The title to this post is “Is PPD a series of mini-episodes or thoughts vs. something major?”- I imagine that the woman who wrote this might be wondering if she could possibly have PPD- because for her, this is characterized by a series of on again off again thoughts or feelings that come and go and come back again, You know the situation I am sure: mom feels awful and confused by her thoughts and then for a day or two feels better. So she doesn’t reach out And then, again, WHAM, she feels awful again.. for a few days, and so she thinks she will seek out help. But then, ahhh.. a few days of feeling much better so, again, she holds back. And on and on. This mom thinks she must not have PPD because hers is not a knock-down -lights out situation. And so it takes her months and months to get the help that she actually needs.
I see this over and over in my psychotherapy practice when moms come in, finally and exhausted, at about 8 months postpartum when they have been feeling this way for a longer time than they needed to.

I appreciate your last few paragraphs about how everyone’s experience is unique, and so I think this is what I am trying to highlight in my comments. PPMDs come in all shapes and sizes and on a spectrum from mild to severe.
Your last paragraph is a set of questions to moms out there and it reads “is your PPMD JUST a series of thoughts?”

I would ask that we all make sure that we acknowledge that no PPMD is a “just” anything… No matter what someone’s challenge is, it can be pretty darn ugly for them.

with respect and admiration,
Kate Kripke, LCSW

Dear Kate,

Thank you so very much for commenting and bringing to light such invaluable points regarding Postpartum Mood Disorders. They are indeed unique to each woman. It is true that just because a woman hasn’t been knocked flat off her feet she can’t struggle with a PMD. Just as clothes, PMD’s really do come in all shapes and sizes and they come in every season too – no mom deserves to have her experience with Postpartum Mood Disorders dismissed as you’re completely right – no one deserves to have their experience termed as “just” something. The word “just” is dismissive for me.

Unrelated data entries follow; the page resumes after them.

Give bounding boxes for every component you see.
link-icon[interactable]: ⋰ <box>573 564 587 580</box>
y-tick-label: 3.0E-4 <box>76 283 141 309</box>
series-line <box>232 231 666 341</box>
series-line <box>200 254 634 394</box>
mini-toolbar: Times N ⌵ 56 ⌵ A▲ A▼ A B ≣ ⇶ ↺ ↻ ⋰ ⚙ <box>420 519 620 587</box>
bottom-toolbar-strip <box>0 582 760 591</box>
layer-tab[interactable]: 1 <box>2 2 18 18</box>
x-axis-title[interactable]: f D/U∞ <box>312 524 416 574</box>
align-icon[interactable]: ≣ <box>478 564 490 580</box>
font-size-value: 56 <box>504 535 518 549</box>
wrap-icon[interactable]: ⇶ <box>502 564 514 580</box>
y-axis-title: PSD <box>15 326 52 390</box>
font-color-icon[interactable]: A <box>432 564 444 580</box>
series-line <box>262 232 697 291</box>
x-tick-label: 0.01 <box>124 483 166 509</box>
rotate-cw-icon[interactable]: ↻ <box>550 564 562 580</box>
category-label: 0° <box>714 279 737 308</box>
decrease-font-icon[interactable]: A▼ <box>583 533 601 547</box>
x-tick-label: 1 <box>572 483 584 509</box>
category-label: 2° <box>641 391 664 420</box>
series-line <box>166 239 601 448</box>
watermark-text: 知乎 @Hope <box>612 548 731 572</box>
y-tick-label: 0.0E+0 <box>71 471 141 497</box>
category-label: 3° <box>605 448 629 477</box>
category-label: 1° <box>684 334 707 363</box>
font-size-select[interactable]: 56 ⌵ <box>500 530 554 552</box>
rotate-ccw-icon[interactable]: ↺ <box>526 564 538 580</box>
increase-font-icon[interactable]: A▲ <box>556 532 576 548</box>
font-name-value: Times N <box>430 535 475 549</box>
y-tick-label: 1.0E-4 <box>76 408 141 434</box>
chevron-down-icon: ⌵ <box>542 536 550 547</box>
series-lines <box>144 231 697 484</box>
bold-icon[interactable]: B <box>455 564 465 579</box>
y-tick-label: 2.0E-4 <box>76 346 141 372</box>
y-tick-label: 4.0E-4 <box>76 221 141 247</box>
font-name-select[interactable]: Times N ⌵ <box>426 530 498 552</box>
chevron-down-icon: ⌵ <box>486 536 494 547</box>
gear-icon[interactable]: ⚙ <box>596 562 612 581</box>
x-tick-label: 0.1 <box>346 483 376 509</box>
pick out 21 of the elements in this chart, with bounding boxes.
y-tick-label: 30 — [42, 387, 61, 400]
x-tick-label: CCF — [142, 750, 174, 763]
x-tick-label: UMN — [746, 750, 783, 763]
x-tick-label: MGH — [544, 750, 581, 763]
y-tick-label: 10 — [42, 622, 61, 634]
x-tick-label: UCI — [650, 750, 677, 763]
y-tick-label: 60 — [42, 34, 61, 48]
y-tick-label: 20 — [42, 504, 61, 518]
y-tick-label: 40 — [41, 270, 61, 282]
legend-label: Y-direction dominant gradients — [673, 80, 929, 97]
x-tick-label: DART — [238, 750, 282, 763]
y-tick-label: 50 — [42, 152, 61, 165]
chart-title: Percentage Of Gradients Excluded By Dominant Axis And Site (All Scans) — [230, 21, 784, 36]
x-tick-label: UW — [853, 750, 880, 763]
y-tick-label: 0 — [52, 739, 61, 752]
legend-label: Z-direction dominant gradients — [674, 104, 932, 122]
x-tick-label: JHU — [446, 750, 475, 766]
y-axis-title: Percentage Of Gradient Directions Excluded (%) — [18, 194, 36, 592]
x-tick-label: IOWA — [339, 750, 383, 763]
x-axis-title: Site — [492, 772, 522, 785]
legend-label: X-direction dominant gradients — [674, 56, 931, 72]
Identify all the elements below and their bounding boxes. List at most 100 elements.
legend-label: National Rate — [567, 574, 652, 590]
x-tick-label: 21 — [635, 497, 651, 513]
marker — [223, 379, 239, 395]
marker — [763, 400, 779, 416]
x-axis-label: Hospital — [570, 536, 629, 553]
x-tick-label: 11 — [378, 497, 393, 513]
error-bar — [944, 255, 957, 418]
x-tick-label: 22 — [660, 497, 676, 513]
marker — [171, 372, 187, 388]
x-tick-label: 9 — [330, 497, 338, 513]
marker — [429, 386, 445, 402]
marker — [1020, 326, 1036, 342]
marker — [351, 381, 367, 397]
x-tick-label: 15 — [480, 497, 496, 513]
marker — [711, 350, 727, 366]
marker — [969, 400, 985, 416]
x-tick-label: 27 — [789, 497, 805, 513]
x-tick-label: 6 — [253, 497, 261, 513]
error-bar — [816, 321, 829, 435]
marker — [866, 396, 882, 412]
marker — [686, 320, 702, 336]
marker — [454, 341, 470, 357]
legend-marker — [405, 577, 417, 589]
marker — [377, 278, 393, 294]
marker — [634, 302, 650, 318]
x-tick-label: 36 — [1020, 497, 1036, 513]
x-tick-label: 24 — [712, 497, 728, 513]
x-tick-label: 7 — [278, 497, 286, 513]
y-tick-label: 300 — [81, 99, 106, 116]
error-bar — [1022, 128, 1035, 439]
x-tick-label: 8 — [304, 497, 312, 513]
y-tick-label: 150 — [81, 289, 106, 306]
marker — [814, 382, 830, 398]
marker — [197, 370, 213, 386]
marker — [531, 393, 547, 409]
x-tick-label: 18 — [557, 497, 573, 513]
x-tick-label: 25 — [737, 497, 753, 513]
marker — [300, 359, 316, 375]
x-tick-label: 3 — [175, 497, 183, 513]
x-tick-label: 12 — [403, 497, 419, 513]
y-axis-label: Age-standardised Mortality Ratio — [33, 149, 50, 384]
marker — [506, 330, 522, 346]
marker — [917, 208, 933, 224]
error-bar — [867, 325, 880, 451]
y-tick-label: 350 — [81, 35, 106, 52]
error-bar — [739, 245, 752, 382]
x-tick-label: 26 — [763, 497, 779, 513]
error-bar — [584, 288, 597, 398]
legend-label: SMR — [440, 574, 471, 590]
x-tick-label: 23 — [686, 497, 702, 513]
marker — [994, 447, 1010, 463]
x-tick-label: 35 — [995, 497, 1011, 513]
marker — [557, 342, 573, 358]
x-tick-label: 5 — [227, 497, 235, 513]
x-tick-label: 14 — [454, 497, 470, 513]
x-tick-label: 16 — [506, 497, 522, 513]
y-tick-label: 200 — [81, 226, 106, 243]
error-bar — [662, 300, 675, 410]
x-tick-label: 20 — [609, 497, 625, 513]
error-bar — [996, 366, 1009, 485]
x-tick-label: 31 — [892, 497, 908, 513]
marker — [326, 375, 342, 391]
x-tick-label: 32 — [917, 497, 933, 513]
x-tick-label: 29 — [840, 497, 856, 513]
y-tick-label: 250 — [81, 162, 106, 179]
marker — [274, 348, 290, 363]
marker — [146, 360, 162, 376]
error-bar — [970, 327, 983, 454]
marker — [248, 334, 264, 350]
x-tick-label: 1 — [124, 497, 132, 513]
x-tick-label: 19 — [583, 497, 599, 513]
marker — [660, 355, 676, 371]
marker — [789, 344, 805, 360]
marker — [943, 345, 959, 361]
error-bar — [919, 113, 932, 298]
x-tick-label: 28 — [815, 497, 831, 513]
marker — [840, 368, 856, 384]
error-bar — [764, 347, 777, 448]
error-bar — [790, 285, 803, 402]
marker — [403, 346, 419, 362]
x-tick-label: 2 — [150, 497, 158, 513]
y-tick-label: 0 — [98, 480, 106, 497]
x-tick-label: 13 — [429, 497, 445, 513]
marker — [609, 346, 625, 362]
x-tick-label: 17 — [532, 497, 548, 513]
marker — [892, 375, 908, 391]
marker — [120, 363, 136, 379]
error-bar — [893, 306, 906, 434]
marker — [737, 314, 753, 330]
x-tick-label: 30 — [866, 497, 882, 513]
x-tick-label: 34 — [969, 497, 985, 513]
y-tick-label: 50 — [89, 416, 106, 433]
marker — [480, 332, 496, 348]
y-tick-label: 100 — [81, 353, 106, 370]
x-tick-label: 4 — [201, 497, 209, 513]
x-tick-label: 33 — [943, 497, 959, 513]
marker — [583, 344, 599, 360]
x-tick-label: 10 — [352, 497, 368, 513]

I chose to blog about this question because it legitimately intrigues me. The writer was asking a question about PMD’s in a way I had never considered them before. Honestly, I think it was the word “just” that drew me in to the question at hand. No mother should ever have to decide if her experience is “just” this or “just” that. It IS what it IS and that is what she will heal from as the days go on and the sun continues to rise on the new days ahead for her. No mother should ever have to worry about someone pointing the finger at her and telling her that it’s “just” a series of thoughts or “just” a series of episodes. And even if it is thoughts or episodes for her – they should ALWAYS be considered and handled as if they were a serious knock-down case of PMD’s. Each and every mother deserves our support regardless of where she may be on the “spectrum.” In fact, regardless of where she is on the spectrum, our compassion for her should remain in the same place. High.

Thank you again for your comment and for taking the time to point out some very invaluable information.